Wildlife photographer Amy Gerber captured images of the grizzly inside the national park
Cane explained in the affidavit that Gogerty went hunting in Cody the day the regular black bear hunting season opened in the area.
He said that the hunter told him he was confident that the bear he shot at was a black bear because the animal did not have the grizzly’s humped back.
But ‘when Gogerty went up to the bear and saw the bear’s claws, the pads and the head of the bear, he realized it was a grizzly bear.’
Wyoming Game and Fish Department Game Warden Travis Cane said Patrick M. Gogerty should have turned himself in immediately after shooting the grizzly bear
He then apparently fled the scene without telling authorities about the dead bear.
It was later pictured by local wildlife photographer Amy Gerber, and sparked outrage online.
‘That bear can’t die in vain,’ she told Cowboy State Daily.
‘The very few people who are so vehemently hateful toward grizzlies, that doesn’t represent us. That’s not Cody, Wyoming.
‘It seems like there’s this perception that people here hate wildlife, and particularly predators, and that’s not true.
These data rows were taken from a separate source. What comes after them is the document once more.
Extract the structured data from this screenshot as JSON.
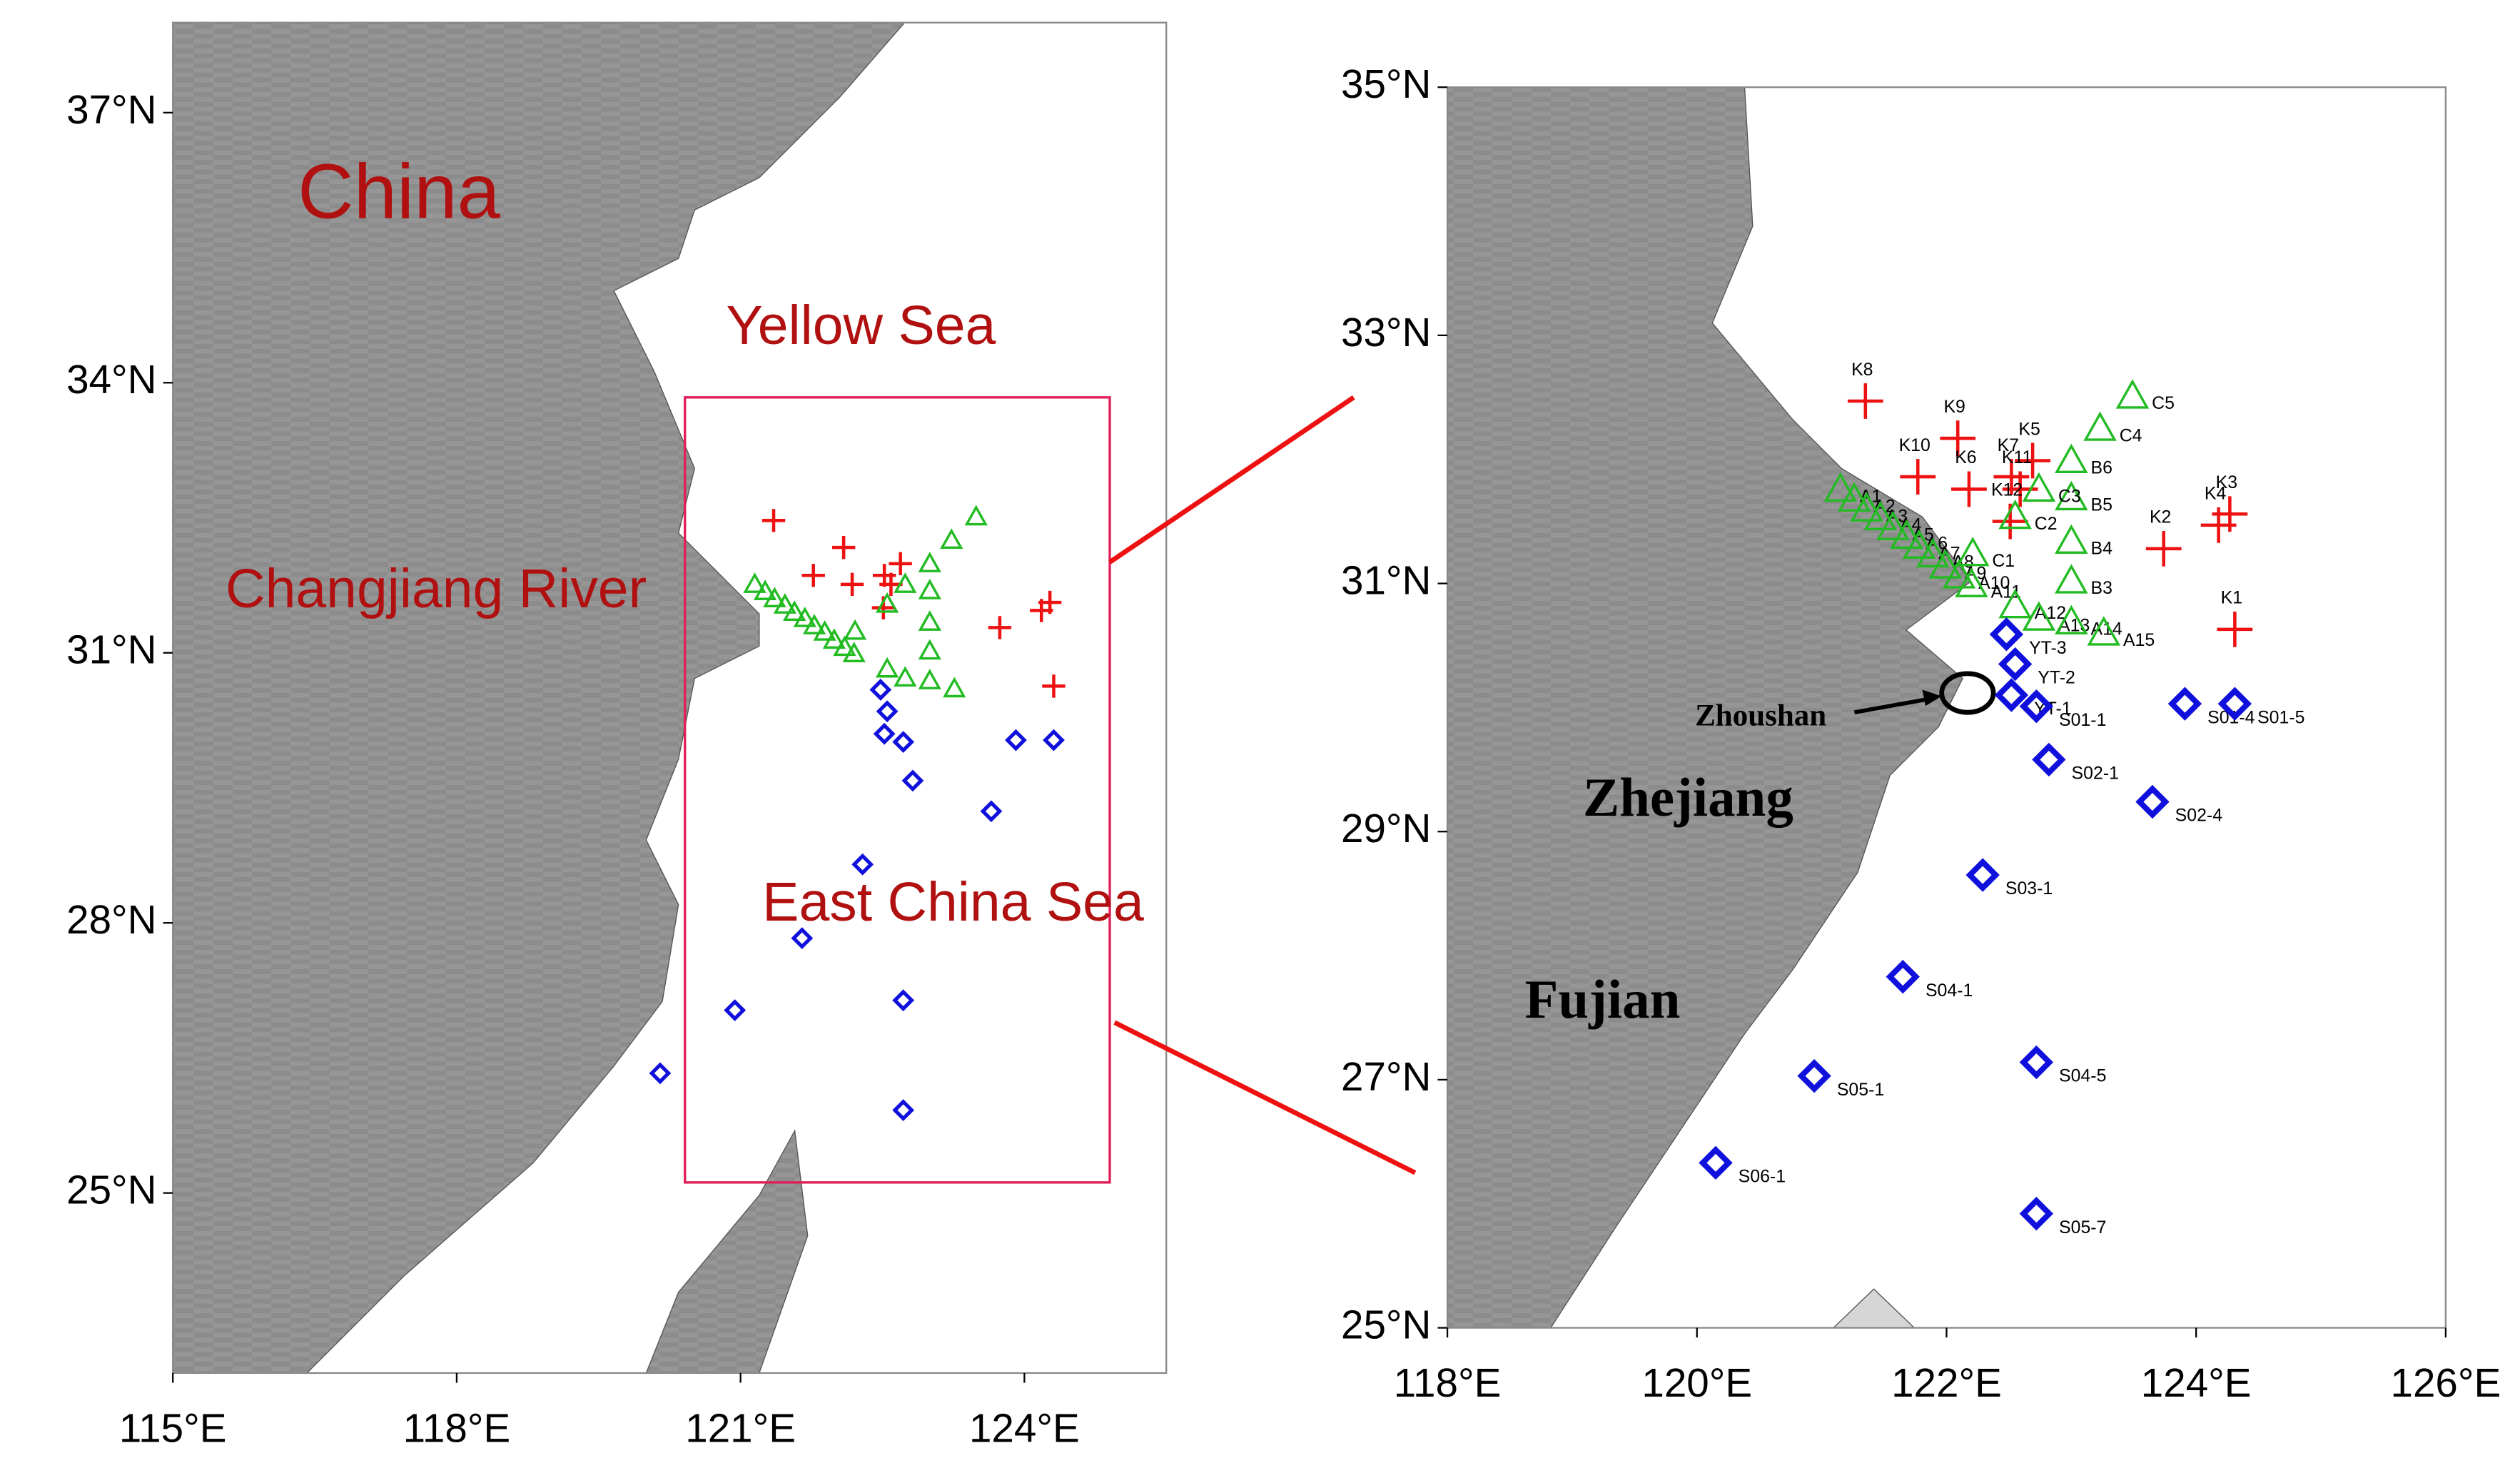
{
  "maps": [
    {
      "xlim": [
        115,
        125.5
      ],
      "ylim": [
        23,
        38
      ],
      "xticks": [
        {
          "value": 115,
          "label": "115°E"
        },
        {
          "value": 118,
          "label": "118°E"
        },
        {
          "value": 121,
          "label": "121°E"
        },
        {
          "value": 124,
          "label": "124°E"
        }
      ],
      "yticks": [
        {
          "value": 25,
          "label": "25°N"
        },
        {
          "value": 28,
          "label": "28°N"
        },
        {
          "value": 31,
          "label": "31°N"
        },
        {
          "value": 34,
          "label": "34°N"
        },
        {
          "value": 37,
          "label": "37°N"
        }
      ],
      "labels": [
        "China",
        "Yellow Sea",
        "Changjiang River",
        "East China Sea"
      ]
    },
    {
      "xlim": [
        118,
        126
      ],
      "ylim": [
        25,
        35
      ],
      "xticks": [
        {
          "value": 118,
          "label": "118°E"
        },
        {
          "value": 120,
          "label": "120°E"
        },
        {
          "value": 122,
          "label": "122°E"
        },
        {
          "value": 124,
          "label": "124°E"
        },
        {
          "value": 126,
          "label": "126°E"
        }
      ],
      "yticks": [
        {
          "value": 25,
          "label": "25°N"
        },
        {
          "value": 27,
          "label": "27°N"
        },
        {
          "value": 29,
          "label": "29°N"
        },
        {
          "value": 31,
          "label": "31°N"
        },
        {
          "value": 33,
          "label": "33°N"
        },
        {
          "value": 35,
          "label": "35°N"
        }
      ],
      "labels": [
        "Zhejiang",
        "Fujian",
        "Zhoushan"
      ]
    }
  ],
  "stations": {
    "crosses": [
      {
        "name": "K8",
        "lon": 121.35,
        "lat": 32.47
      },
      {
        "name": "K9",
        "lon": 122.09,
        "lat": 32.17
      },
      {
        "name": "K10",
        "lon": 121.77,
        "lat": 31.86
      },
      {
        "name": "K6",
        "lon": 122.18,
        "lat": 31.76
      },
      {
        "name": "K7",
        "lon": 122.52,
        "lat": 31.86
      },
      {
        "name": "K5",
        "lon": 122.69,
        "lat": 31.99
      },
      {
        "name": "K11",
        "lon": 122.59,
        "lat": 31.76
      },
      {
        "name": "K12",
        "lon": 122.51,
        "lat": 31.5
      },
      {
        "name": "K2",
        "lon": 123.74,
        "lat": 31.28
      },
      {
        "name": "K4",
        "lon": 124.18,
        "lat": 31.47
      },
      {
        "name": "K3",
        "lon": 124.27,
        "lat": 31.56
      },
      {
        "name": "K1",
        "lon": 124.31,
        "lat": 30.63
      }
    ],
    "triangles": [
      {
        "name": "A1",
        "lon": 121.15,
        "lat": 31.76
      },
      {
        "name": "A2",
        "lon": 121.26,
        "lat": 31.68
      },
      {
        "name": "A3",
        "lon": 121.36,
        "lat": 31.6
      },
      {
        "name": "A4",
        "lon": 121.47,
        "lat": 31.53
      },
      {
        "name": "A5",
        "lon": 121.57,
        "lat": 31.45
      },
      {
        "name": "A6",
        "lon": 121.68,
        "lat": 31.38
      },
      {
        "name": "A7",
        "lon": 121.78,
        "lat": 31.3
      },
      {
        "name": "A8",
        "lon": 121.89,
        "lat": 31.23
      },
      {
        "name": "A9",
        "lon": 121.99,
        "lat": 31.14
      },
      {
        "name": "A10",
        "lon": 122.1,
        "lat": 31.06
      },
      {
        "name": "A11",
        "lon": 122.2,
        "lat": 30.99
      },
      {
        "name": "A12",
        "lon": 122.55,
        "lat": 30.82
      },
      {
        "name": "A13",
        "lon": 122.74,
        "lat": 30.72
      },
      {
        "name": "A14",
        "lon": 123.0,
        "lat": 30.69
      },
      {
        "name": "A15",
        "lon": 123.26,
        "lat": 30.6
      },
      {
        "name": "B3",
        "lon": 123.0,
        "lat": 31.02
      },
      {
        "name": "B4",
        "lon": 123.0,
        "lat": 31.34
      },
      {
        "name": "B5",
        "lon": 123.0,
        "lat": 31.69
      },
      {
        "name": "B6",
        "lon": 123.0,
        "lat": 31.99
      },
      {
        "name": "C1",
        "lon": 122.21,
        "lat": 31.24
      },
      {
        "name": "C2",
        "lon": 122.55,
        "lat": 31.54
      },
      {
        "name": "C3",
        "lon": 122.74,
        "lat": 31.76
      },
      {
        "name": "C4",
        "lon": 123.23,
        "lat": 32.25
      },
      {
        "name": "C5",
        "lon": 123.49,
        "lat": 32.51
      }
    ],
    "diamonds": [
      {
        "name": "YT-3",
        "lon": 122.48,
        "lat": 30.59
      },
      {
        "name": "YT-2",
        "lon": 122.55,
        "lat": 30.35
      },
      {
        "name": "YT-1",
        "lon": 122.52,
        "lat": 30.1
      },
      {
        "name": "S01-1",
        "lon": 122.72,
        "lat": 30.01
      },
      {
        "name": "S01-4",
        "lon": 123.91,
        "lat": 30.03
      },
      {
        "name": "S01-5",
        "lon": 124.31,
        "lat": 30.03
      },
      {
        "name": "S02-1",
        "lon": 122.82,
        "lat": 29.58
      },
      {
        "name": "S02-4",
        "lon": 123.65,
        "lat": 29.24
      },
      {
        "name": "S03-1",
        "lon": 122.29,
        "lat": 28.65
      },
      {
        "name": "S04-1",
        "lon": 121.65,
        "lat": 27.83
      },
      {
        "name": "S04-5",
        "lon": 122.72,
        "lat": 27.14
      },
      {
        "name": "S05-1",
        "lon": 120.94,
        "lat": 27.03
      },
      {
        "name": "S05-7",
        "lon": 122.72,
        "lat": 25.92
      },
      {
        "name": "S06-1",
        "lon": 120.15,
        "lat": 26.33
      }
    ]
  }
}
The outcry over this bear being killed is strong.’
Gogerty is now charged under Wyoming law with killing a grizzly bear without a license, a misdemeanor in the state.
If convicted, he would face having to pay as much as $25,000 in restitution.
He is scheduled to be arraigned on Friday.
Experts say black bears are typically smaller than grizzly bears, but the two can often be mistaken due to their similar coloring
Grizzly bears within the Yellowstone ecosystem, however, have been protected under the Endangered Species Act since 2018
Experts say black bears are typically smaller than grizzly bears, but the two can often be mistaken due to their similar coloring.
Grizzly bears within the Yellowstone ecosystem, however, have been protected under the Endangered Species Act since 2018 as part of an effort to increase its population.
The population of grizzly bears inside Yellowstone was threatened with extinction in the 1970s but their population has grown from 136 in 1975 to around 1,063 in 2021, according to the National Park Service.